This study shows that oral nutritional supplementation of acutely ill patients improves nutritional status and reduces the number of non-elective readmissions.
There is evidence linking protein–energy undernutrition or its markers with clinical outcomes in acute and non-acute care settings.
Similarly, elderly patients with poor nutritional status during the first month after hospitalization also have been shown to be at a much higher risk of non-elective readmission.
A systematic review reported that in elderly people at risk of undernutrition, supplementation of protein and energy shortened hospital stay; however, few data were reported on morbidity and functional status.

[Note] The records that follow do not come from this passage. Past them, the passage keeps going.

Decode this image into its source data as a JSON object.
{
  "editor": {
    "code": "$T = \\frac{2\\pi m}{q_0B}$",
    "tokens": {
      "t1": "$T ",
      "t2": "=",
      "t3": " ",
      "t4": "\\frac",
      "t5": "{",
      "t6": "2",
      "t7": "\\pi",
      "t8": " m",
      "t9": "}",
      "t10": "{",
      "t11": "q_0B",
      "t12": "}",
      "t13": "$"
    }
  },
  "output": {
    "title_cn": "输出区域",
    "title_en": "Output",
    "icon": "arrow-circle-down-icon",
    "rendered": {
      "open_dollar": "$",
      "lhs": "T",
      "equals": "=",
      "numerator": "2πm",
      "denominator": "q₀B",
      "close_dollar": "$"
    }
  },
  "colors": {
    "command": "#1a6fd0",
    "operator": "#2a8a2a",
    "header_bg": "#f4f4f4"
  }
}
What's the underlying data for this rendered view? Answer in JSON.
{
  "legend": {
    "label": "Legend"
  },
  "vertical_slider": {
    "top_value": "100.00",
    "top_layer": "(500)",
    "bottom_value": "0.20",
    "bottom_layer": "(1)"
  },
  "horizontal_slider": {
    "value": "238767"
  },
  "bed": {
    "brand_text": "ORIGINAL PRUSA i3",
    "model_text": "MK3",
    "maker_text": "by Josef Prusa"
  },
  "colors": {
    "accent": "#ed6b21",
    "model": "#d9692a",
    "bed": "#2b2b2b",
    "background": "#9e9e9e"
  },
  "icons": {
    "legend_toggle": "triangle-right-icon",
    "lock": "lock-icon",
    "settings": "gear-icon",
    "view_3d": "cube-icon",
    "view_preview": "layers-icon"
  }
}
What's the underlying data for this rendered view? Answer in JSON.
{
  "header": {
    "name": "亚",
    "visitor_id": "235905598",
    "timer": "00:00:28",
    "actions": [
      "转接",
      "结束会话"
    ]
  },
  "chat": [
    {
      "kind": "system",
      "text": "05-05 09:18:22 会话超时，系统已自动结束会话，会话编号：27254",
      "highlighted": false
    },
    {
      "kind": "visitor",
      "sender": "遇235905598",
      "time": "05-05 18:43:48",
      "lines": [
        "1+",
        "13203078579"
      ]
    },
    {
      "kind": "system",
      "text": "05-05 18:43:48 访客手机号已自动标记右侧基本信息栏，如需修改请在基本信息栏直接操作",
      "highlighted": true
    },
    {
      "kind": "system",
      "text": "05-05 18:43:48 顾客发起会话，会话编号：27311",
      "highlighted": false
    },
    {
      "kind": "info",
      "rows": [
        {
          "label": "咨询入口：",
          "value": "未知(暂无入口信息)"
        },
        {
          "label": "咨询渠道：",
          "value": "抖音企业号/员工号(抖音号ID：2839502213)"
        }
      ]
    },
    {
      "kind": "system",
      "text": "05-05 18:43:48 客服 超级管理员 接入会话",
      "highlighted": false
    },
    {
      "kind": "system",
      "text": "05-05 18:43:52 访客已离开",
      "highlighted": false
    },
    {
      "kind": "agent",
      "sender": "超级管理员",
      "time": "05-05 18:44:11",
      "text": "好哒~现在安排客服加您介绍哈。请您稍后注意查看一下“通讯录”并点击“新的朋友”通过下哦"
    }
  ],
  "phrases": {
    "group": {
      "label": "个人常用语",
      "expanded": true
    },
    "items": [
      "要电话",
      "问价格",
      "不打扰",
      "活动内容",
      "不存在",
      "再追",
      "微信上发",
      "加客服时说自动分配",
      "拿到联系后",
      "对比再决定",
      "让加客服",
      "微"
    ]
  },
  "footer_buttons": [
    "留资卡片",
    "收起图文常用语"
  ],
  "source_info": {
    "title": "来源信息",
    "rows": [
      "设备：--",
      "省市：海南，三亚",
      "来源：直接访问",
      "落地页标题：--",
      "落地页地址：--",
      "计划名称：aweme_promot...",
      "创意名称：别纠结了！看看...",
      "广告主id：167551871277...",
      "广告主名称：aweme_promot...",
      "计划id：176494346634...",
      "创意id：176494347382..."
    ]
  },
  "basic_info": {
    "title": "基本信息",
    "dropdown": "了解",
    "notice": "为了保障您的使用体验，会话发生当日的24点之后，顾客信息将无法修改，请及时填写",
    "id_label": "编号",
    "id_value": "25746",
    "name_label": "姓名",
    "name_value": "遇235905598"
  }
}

The aim of this double-blind, placebo-controlled, randomized trial was to assess whether nutritional support during acute illness, and extending through the period of convalescence, led to improvement in clinical outcome.
Methods
Study Population
We randomized hospitalized patients aged 65 years or more to a normal hospital diet plus placebo (n = 222) versus a normal hospital diet plus oral supplements daily for 6 weeks (n = 223). Inclusion criteria were age 65 years or more, able to swallow, and able to sign an informed written consent form. Patients excluded from the study were those who had undergone gastric surgery, with diagnosed malabsorption or morbid obesity (body mass index > 40), in a coma, with diagnosed severe dementia (abbreviated mental test < 6) and malignancy, living in an institution, and already taking supplements. The study was approved by the Barnsley Research Ethics Committee, and informed written consent was obtained from each patient.
Treatment and Placebo
The supplement group received 2 bottles (200 mL each) of oral nutritional supplement daily at 8:00 a.m. and 12 noon in addition to the standard hospital diet for a period of 6 weeks. The composition of the supplement was such as to provide 995 kcal for energy and 100% of the Reference Nutrient Intakes for vitamins for a healthy older person. The placebo was identical to the supplement but contained no protein or micronutrients and with a minimum calorie content (60 kcal). Samples of the trial placebo, supplements, and other commercially available food supplements were piloted in 15 volunteers. No patients, research assistant, investigator, or any other medical or nursing staff could distinguish the placebo from the supplements during the study.
Dietary intakes of the study population were measured using a validated food diary.
All patients had prescribed supplement bottles collected during the study period, and leftover supplements were measured.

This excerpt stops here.